On April 28 such a letter went out to the parents of the other 13 “Excel” students. It noted that one of the presentations revolved around the life of Harvey Milk. The letter said, in part: “Mr. Milk was an elected supervisor in San Francisco. He was the first openly gay person elected to public office in the United States. While he was in office, he championed the rights of minorities and sponsored the Gay Rights Act and founded the first gay rights parade. He was assassinated in 1978 while still holding office.
“We understand this is a sensitive topic. In order to respect the rights of all our students and their parents, we are requesting permission from a parent or guardian of our 13 sixth-grade Excel students, before these students are allowed to see the Harvey Milk presentation.”
The letter was signed by Grace. The presentation was rescheduled for May 8, during a lunch recess, when approximately half the class attended. Neither Grace nor district Superintendent Robert Graeff returned phone calls for comment.

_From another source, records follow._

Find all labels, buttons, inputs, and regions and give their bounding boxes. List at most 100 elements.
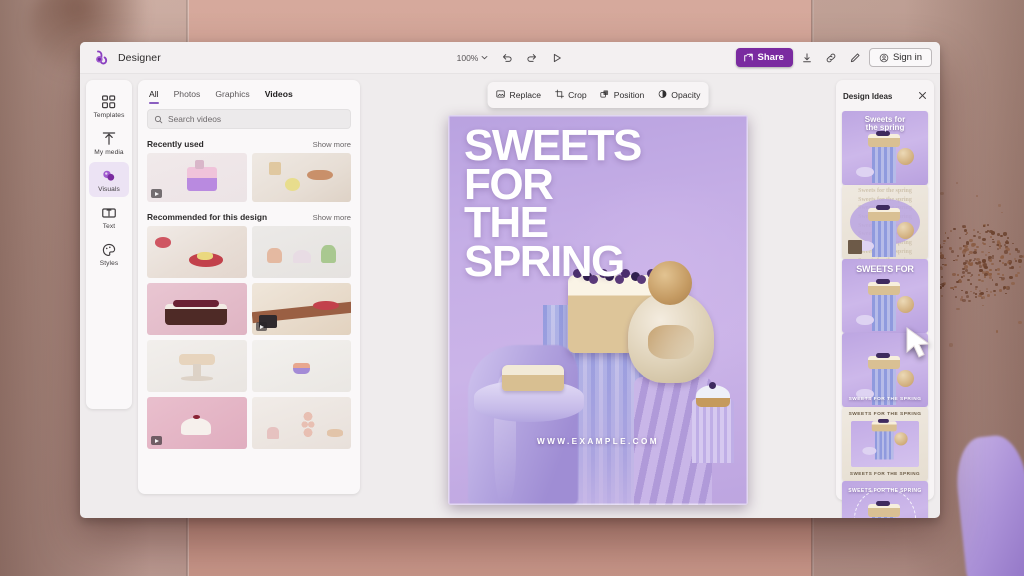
- close-design-ideas-button[interactable]: [918, 87, 927, 105]
- idea-ball: [897, 148, 914, 165]
- search-input[interactable]: Search videos: [147, 109, 351, 129]
- rail-item-my-media[interactable]: My media: [89, 125, 129, 160]
- zoom-control[interactable]: 100%: [453, 51, 493, 65]
- assets-panel: All Photos Graphics Videos Search videos Re…: [138, 80, 360, 494]
- design-ideas-list: Sweets for the spring Sweets for the sprin…: [842, 111, 928, 518]
- idea-square-accent: [848, 240, 862, 254]
- idea-cake: [868, 353, 900, 369]
- link-button[interactable]: [821, 48, 841, 68]
- idea-thumbnail-art: [856, 131, 914, 183]
- idea-plate: [856, 315, 874, 325]
- idea-card-text: SWEETS FOR THE SPRING: [848, 488, 922, 494]
- styles-palette-icon: [101, 241, 118, 258]
- asset-thumbnail-white-pudding-video[interactable]: [147, 397, 247, 449]
- asset-thumbnail-macaron-tower-photo[interactable]: [251, 397, 351, 449]
- design-canvas[interactable]: SWEETS FOR THE SPRING WWW.EXAMPLE.COM: [448, 115, 748, 505]
- asset-thumbnail-grid: [147, 226, 351, 449]
- crop-icon: [554, 89, 564, 101]
- idea-repeating-text-pattern[interactable]: Sweets for the springSweets for the spri…: [842, 185, 928, 259]
- download-icon: [803, 52, 811, 62]
- context-position-button[interactable]: Position: [600, 89, 644, 101]
- asset-sections: Recently used Show more Recommended for th…: [147, 139, 351, 449]
- canvas-mini-dessert: [696, 382, 730, 407]
- mouse-pointer: [905, 326, 935, 365]
- title-bar: Designer 100% Share Sign in: [80, 42, 940, 74]
- context-button-label: Opacity: [671, 90, 701, 100]
- app-title: Designer: [118, 51, 161, 64]
- canvas-left-tart: [502, 365, 564, 391]
- rail-item-label: Visuals: [98, 186, 120, 193]
- show-more-link[interactable]: Show more: [313, 140, 351, 149]
- asset-tab-graphics[interactable]: Graphics: [215, 89, 249, 104]
- idea-ball: [894, 432, 908, 446]
- idea-circular-text[interactable]: SWEETS FOR THE SPRING: [842, 481, 928, 518]
- idea-thumbnail-art: [862, 418, 908, 460]
- link-icon: [826, 53, 836, 62]
- idea-cake: [868, 205, 900, 221]
- sign-in-button[interactable]: Sign in: [868, 48, 932, 67]
- show-more-link[interactable]: Show more: [313, 213, 351, 222]
- video-badge-icon: [151, 436, 162, 445]
- undo-button[interactable]: [497, 48, 517, 68]
- canvas-heading-text[interactable]: SWEETS FOR THE SPRING: [464, 124, 738, 287]
- idea-column: [874, 428, 894, 460]
- asset-tab-videos[interactable]: Videos: [265, 89, 293, 104]
- video-badge-icon: [151, 189, 162, 198]
- asset-thumbnail-grid: [147, 153, 351, 202]
- download-button[interactable]: [797, 48, 817, 68]
- asset-tab-photos[interactable]: Photos: [174, 89, 201, 104]
- asset-thumbnail-cherry-chocolate-cake-photo[interactable]: [147, 283, 247, 335]
- rail-item-templates[interactable]: Templates: [89, 88, 129, 123]
- idea-sweets-for-the-spring-top[interactable]: Sweets for the spring: [842, 111, 928, 185]
- design-ideas-title: Design Ideas: [843, 91, 893, 101]
- redo-button[interactable]: [522, 48, 542, 68]
- share-button[interactable]: Share: [735, 48, 793, 67]
- asset-section-header: Recently used Show more: [147, 139, 351, 149]
- undo-icon: [503, 53, 512, 62]
- idea-ball: [897, 296, 914, 313]
- context-crop-button[interactable]: Crop: [554, 89, 587, 101]
- idea-ball: [897, 222, 914, 239]
- context-button-label: Crop: [568, 90, 587, 100]
- share-label: Share: [757, 52, 784, 63]
- design-ideas-header: Design Ideas: [842, 87, 928, 106]
- rail-item-text[interactable]: Text: [89, 199, 129, 234]
- title-bar-right-controls: Share Sign in: [735, 48, 932, 68]
- idea-framed-caption[interactable]: SWEETS FOR THE SPRING SWEETS FOR THE SPRI…: [842, 407, 928, 481]
- asset-thumbnail-wooden-board-sweets-video[interactable]: [251, 283, 351, 335]
- designer-logo-icon: [92, 48, 111, 67]
- pen-icon: [850, 52, 860, 62]
- rail-item-styles[interactable]: Styles: [89, 236, 129, 271]
- context-opacity-button[interactable]: Opacity: [657, 89, 700, 101]
- canvas-mini-pedestal: [692, 399, 734, 463]
- asset-thumbnail-layered-cake-stand-photo[interactable]: [147, 340, 247, 392]
- asset-tab-all[interactable]: All: [149, 89, 159, 104]
- asset-thumbnail-lemon-tart-plate-photo[interactable]: [147, 226, 247, 278]
- sign-in-label: Sign in: [892, 52, 922, 63]
- context-replace-button[interactable]: Replace: [496, 89, 541, 101]
- designer-app-window: Designer 100% Share Sign in Templates My…: [80, 42, 940, 518]
- idea-card-text: SWEETS FOR THE SPRING: [848, 396, 922, 402]
- idea-ball: [897, 370, 914, 387]
- idea-card-text: SWEETS FOR: [856, 264, 914, 274]
- play-button[interactable]: [547, 48, 567, 68]
- pen-button[interactable]: [845, 48, 865, 68]
- search-icon: [154, 115, 163, 123]
- canvas-heading-line-4: SPRING: [464, 237, 625, 287]
- canvas-url-text[interactable]: WWW.EXAMPLE.COM: [448, 437, 748, 446]
- upload-media-icon: [101, 130, 118, 147]
- idea-column: [872, 291, 896, 331]
- idea-column: [872, 217, 896, 257]
- idea-sweets-for-caps[interactable]: SWEETS FOR: [842, 259, 928, 333]
- asset-thumbnail-cupcake-photo[interactable]: [251, 340, 351, 392]
- idea-cake: [871, 418, 897, 432]
- share-icon: [743, 53, 753, 62]
- rail-item-visuals[interactable]: Visuals: [89, 162, 129, 197]
- idea-cake: [868, 131, 900, 147]
- asset-thumbnail-three-desserts-photo[interactable]: [251, 226, 351, 278]
- left-nav-rail: Templates My media Visuals Text Styles: [86, 80, 132, 409]
- asset-thumbnail-pink-tiered-cake-video[interactable]: [147, 153, 247, 202]
- app-body: Templates My media Visuals Text Styles All Ph…: [80, 74, 940, 518]
- asset-thumbnail-dessert-table-photo[interactable]: [251, 153, 351, 202]
- rail-item-label: Text: [102, 223, 116, 230]
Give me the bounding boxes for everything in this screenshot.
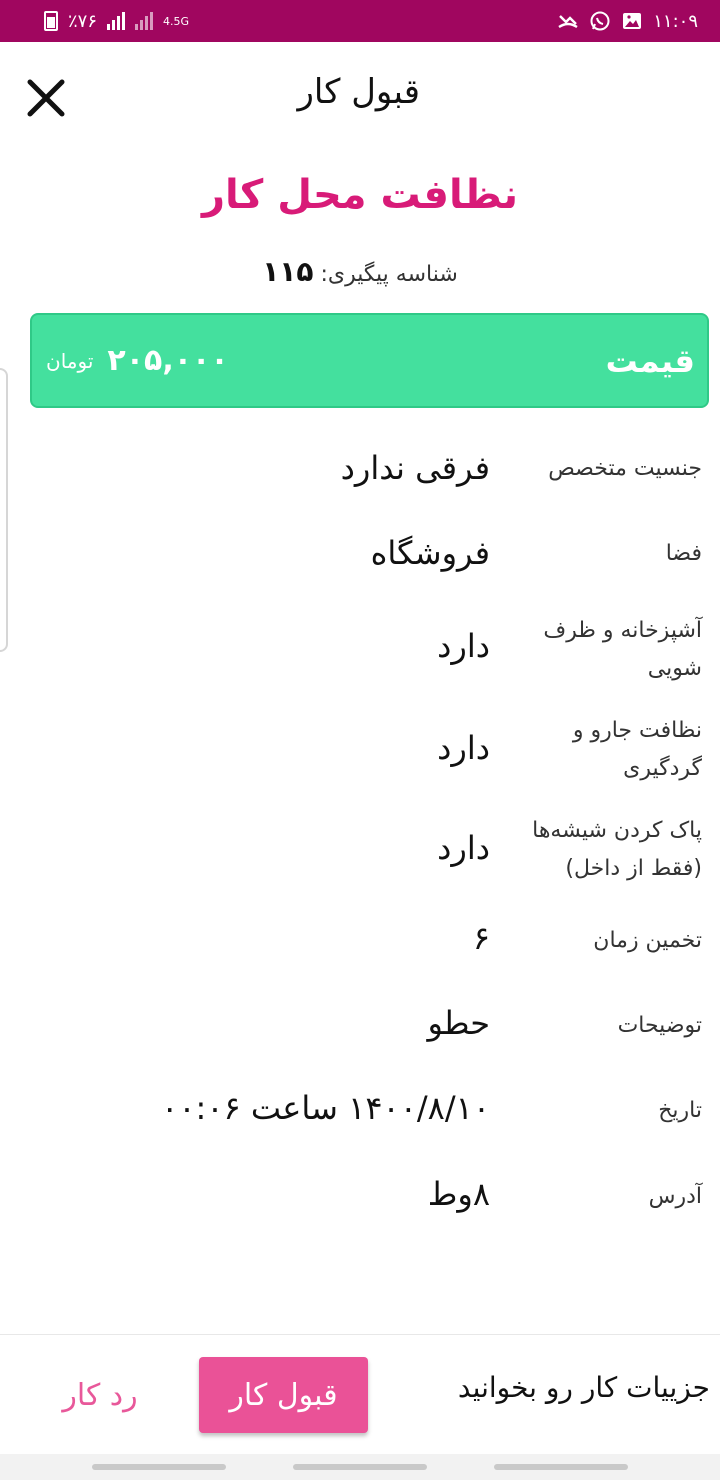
network-type: 4.5G xyxy=(163,14,190,28)
reject-job-button[interactable]: رد کار xyxy=(40,1367,160,1423)
clock: ۱۱:۰۹ xyxy=(653,10,698,32)
price-unit: تومان xyxy=(46,348,94,373)
detail-value: فروشگاه xyxy=(370,534,490,572)
nav-recents-handle[interactable] xyxy=(494,1464,628,1470)
detail-value: ۸وط xyxy=(427,1175,490,1213)
battery-icon xyxy=(44,11,58,31)
system-nav-bar xyxy=(0,1454,720,1480)
tracking-number: ۱۱۵ xyxy=(262,255,314,288)
footer-hint: جزییات کار رو بخوانید xyxy=(457,1371,710,1404)
detail-label: توضیحات xyxy=(617,1013,702,1038)
nav-back-handle[interactable] xyxy=(92,1464,226,1470)
detail-value: ۶ xyxy=(472,919,490,957)
close-icon xyxy=(27,79,65,117)
missed-call-icon xyxy=(557,10,579,32)
detail-value: دارد xyxy=(437,729,490,767)
detail-label: آدرس xyxy=(648,1184,702,1209)
price-value: ۲۰۵,۰۰۰ تومان xyxy=(46,343,229,378)
edge-panel-handle[interactable] xyxy=(0,368,8,652)
page-title: قبول کار xyxy=(297,72,420,112)
tracking-label: شناسه پیگیری: xyxy=(320,262,458,287)
detail-label: فضا xyxy=(665,541,702,566)
detail-value: ۱۴۰۰/۸/۱۰ ساعت ۰۰:۰۶ xyxy=(161,1089,490,1127)
detail-value: فرقی ندارد xyxy=(340,449,490,487)
job-title: نظافت محل کار xyxy=(202,172,518,218)
price-label: قیمت xyxy=(605,341,695,380)
battery-level: ٪۷۶ xyxy=(68,10,98,32)
status-bar: ٪۷۶ 4.5G ۱۱:۰۹ xyxy=(0,0,720,42)
close-button[interactable] xyxy=(22,74,70,122)
header: قبول کار xyxy=(0,42,720,152)
detail-label: نظافت جارو و گردگیری xyxy=(572,718,702,781)
tracking-id: شناسه پیگیری: ۱۱۵ xyxy=(0,255,720,288)
nav-home-handle[interactable] xyxy=(293,1464,427,1470)
price-amount: ۲۰۵,۰۰۰ xyxy=(107,343,229,378)
detail-value: دارد xyxy=(437,829,490,867)
detail-label: پاک کردن شیشه‌ها (فقط از داخل) xyxy=(532,818,702,881)
status-left: ٪۷۶ 4.5G xyxy=(44,11,189,32)
status-right: ۱۱:۰۹ xyxy=(557,10,698,32)
footer-action-bar: جزییات کار رو بخوانید قبول کار رد کار xyxy=(0,1334,720,1454)
detail-label: جنسیت متخصص xyxy=(548,456,702,481)
whatsapp-icon xyxy=(589,10,611,32)
detail-value: حطو xyxy=(427,1004,490,1042)
gallery-icon xyxy=(621,10,643,32)
price-box: ۲۰۵,۰۰۰ تومان قیمت xyxy=(30,313,709,408)
signal-icon xyxy=(107,12,126,30)
signal-icon-secondary xyxy=(135,12,154,30)
detail-value: دارد xyxy=(437,627,490,665)
detail-label: تخمین زمان xyxy=(593,928,702,953)
accept-job-button[interactable]: قبول کار xyxy=(199,1357,368,1433)
detail-label: آشپزخانه و ظرف شویی xyxy=(543,618,702,681)
detail-label: تاریخ xyxy=(658,1098,702,1123)
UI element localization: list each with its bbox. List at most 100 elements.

In essence, the debate is whether the life of Harvey Milk is subject matter within the district’s Family Life/Sex Education policy or not. The district says it is; the ACLU says it is not, in addition to being a violation of free speech.
For Smith, who did not run for re-election because “I found I could only give 100 percent of my commitment to something that demands and the public is entitled to 120 percent,” said, “There are some incredibly fine lines that teachers and administrators are forced to walk in making decisions in some of these areas, areas that might not include sex education.
“Imagine what might happen if a student decided to do a project on the Iranian President’s argument against the Holocaust ever having happened. Many people believe he is a nut case and I believe he is crazy, but someone could easily argue that as the head of a nation that frequently is cited in U.S. foreign policy plans, he might justify a research project. But I can also imagine that a lot of people would consider it totally inappropriate for their children to be exposed to such a project.
“This cannot be seen in a vacuum,” said Smith. “We all saw how Ramona voted on Prop 8 last fall (the gay marriage bill), and I will bet there are people in this community who would not be thrilled to hear their sixth-grader coming home to tell of how the learned about the gay lifestyle today at school.”